# which warns us to avoid



## sorker45

J'ai du mal à interpréter ce bout de phrase parce que le "warns" devrait nous ramener à la voix, et on voit mal la voix nous demander de l'éviter. ce qui voudrait dire que c'est "warn" et cela renverrait à Nietzche et ??? Freud.  


Now it is possible, certainly, with Nietzsche and Freud, to ascribe the "strangeness" of the voice, *which warns us to avoid*, to infantilism; "not the voice of God in the heart of man, but the voice of some men in man" [says Nietzsche].


----------



## Itisi

Un peu plus de contexte aiderait peut-être...

Ce n'est certainement pas Nietzsche et Freud qui mettent en garde/conseillent/avertissent.  Je me demande si c'est 'strangeness'...

Edit - Non, ce n'est pas 'strangeness' !


----------



## sorker45

Ok mais Nietzsche dit que c'est la voix d'hommes en l'homme, et je l'aurais interprété comme une mise en garde ????


Pour le contexte, malheureusement c'est une citation de Van der Leeuw, et il n'y a rien d'autre.

La question est de comprendre comment une voix se fait entendre pour dire de l'éviter  ????

Cela me laisse perplexe...


----------



## Garoubet

La voix ne dit pas de *l*'éviter mais d'éviter; sans être un spécialiste de psychologie, j'aurais tendance à croire qu'il fait référence à la tendance à la fuite des individus.
Je traduirais cela par; on peut attribuer à l'infantilisme la façon étrange qu'a cette voix de nous dire "barre-toi".
Mais mon interprétation n'engage que moi.


----------



## sorker45

Bonne remarque entre l'éviter et d'éviter.
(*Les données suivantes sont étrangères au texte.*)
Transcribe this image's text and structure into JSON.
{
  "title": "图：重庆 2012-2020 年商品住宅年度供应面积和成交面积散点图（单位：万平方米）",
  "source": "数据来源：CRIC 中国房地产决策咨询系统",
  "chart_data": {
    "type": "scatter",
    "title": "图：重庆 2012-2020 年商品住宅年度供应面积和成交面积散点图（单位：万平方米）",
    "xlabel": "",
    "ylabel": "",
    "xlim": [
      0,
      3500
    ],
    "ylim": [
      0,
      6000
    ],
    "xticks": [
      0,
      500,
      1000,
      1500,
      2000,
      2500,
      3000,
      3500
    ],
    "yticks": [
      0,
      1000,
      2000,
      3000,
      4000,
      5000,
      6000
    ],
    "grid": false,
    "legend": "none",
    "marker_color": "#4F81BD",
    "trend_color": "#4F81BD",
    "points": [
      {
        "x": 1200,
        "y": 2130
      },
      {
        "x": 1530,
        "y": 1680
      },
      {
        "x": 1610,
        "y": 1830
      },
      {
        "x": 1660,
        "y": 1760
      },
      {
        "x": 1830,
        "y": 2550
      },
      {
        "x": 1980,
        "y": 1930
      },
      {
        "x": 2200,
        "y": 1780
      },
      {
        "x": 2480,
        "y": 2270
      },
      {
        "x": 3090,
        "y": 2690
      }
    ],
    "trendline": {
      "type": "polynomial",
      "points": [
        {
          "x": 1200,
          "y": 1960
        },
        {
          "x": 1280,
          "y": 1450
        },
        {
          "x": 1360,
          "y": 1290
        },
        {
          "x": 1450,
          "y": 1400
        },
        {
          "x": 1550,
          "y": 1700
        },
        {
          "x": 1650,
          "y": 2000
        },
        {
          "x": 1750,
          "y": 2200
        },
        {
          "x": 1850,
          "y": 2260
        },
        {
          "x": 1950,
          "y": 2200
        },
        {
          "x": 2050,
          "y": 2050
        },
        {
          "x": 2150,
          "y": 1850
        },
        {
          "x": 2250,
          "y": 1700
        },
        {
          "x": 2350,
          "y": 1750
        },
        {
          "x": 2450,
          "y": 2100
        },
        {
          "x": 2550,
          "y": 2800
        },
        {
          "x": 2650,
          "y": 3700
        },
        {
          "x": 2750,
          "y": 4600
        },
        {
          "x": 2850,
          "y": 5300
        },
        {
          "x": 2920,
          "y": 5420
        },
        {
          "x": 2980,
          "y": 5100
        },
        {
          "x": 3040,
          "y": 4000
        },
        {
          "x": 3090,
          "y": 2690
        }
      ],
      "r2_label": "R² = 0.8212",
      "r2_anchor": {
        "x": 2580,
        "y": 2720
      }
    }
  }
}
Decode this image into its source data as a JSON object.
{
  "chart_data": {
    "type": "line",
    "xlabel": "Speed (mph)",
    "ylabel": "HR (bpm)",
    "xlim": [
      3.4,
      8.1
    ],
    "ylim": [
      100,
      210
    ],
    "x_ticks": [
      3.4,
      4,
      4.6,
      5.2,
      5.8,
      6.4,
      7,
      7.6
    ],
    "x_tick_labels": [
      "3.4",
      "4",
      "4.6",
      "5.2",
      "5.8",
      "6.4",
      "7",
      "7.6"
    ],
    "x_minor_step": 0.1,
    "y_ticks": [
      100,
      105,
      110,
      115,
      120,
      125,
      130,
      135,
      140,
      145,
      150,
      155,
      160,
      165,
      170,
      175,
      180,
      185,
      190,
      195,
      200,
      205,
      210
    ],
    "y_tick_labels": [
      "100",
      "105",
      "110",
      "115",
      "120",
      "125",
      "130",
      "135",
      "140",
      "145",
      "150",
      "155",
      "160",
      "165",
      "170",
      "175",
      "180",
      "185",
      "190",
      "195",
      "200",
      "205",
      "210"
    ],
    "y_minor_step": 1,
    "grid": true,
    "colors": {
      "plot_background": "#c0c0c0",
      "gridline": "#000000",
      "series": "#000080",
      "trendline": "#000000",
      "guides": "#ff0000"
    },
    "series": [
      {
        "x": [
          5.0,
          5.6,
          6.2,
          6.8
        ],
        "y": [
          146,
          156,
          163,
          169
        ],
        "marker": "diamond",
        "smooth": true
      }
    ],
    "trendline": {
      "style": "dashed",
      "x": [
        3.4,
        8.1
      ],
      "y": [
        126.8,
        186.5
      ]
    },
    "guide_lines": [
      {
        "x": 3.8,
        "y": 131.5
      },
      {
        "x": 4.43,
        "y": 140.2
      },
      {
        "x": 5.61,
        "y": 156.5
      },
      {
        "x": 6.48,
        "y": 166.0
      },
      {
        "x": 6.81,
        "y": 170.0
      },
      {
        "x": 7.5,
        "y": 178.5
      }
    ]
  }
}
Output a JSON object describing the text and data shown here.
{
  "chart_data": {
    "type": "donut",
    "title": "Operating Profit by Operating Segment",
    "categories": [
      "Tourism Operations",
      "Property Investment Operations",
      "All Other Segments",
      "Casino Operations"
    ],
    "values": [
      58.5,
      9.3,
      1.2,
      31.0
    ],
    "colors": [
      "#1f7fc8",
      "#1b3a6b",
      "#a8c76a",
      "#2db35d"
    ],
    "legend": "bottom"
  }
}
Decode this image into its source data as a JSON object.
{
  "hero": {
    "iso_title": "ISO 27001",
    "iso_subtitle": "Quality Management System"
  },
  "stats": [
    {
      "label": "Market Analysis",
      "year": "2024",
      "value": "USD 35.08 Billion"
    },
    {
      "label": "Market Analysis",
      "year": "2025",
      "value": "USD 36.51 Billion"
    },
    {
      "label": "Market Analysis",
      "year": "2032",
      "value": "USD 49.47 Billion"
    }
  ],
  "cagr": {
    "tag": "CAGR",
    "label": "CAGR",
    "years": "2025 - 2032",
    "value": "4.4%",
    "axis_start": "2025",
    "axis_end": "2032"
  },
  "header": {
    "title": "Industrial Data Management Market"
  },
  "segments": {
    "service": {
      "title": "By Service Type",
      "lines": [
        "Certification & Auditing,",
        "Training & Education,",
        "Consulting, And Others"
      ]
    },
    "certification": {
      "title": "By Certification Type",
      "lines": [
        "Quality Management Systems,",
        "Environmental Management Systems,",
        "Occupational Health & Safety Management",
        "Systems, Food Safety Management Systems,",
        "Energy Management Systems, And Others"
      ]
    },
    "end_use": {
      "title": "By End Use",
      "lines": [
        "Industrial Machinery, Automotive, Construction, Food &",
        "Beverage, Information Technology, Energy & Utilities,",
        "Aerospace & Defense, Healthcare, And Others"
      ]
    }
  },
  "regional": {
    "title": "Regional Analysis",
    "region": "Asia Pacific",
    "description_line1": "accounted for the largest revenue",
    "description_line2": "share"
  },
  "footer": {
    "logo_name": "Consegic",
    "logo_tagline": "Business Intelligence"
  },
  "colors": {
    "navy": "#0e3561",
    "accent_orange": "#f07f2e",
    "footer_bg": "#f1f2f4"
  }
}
Mais d'éviter quoi ???
Cela me plonge encore davantage dans un état dubitatif... Au secours !!!!


----------



## Itisi

D'accord avec l'interprétation de *Garoubet*.

...to ascribe the 'strangeness' of the voice which etc to infantilism; this voice is not the voice of God in the heart of man, but the voice of etc


----------



## sorker45

C'est plus clair... Merci pour vos remarques

En fait, "the strangeness of the voice" aurait pour message secondaire : de fuir, de fuir la voix des hommes en l'homme...


----------



## plantin

Dans le texte dans une version portugaise (pas de traduction française) on trouve la citation sous cette forme:


> Agora e possível, certamente, com Nietzschc e Freud, atribuir ao infantilismo a “estranheza” da voz que nos aconselha cautela; “ Não a voz de Deus no coração do homem, mas a voz de certos homens no homem”


"voz que nos aconselha cautela": _cette voix qui nous conseille la prudence._


----------



## Itisi

sorker45 said:


> En fait, "the strangeness of the voice" aurait pour message secondaire : de fuir, de fuir la voix des hommes en l'homme...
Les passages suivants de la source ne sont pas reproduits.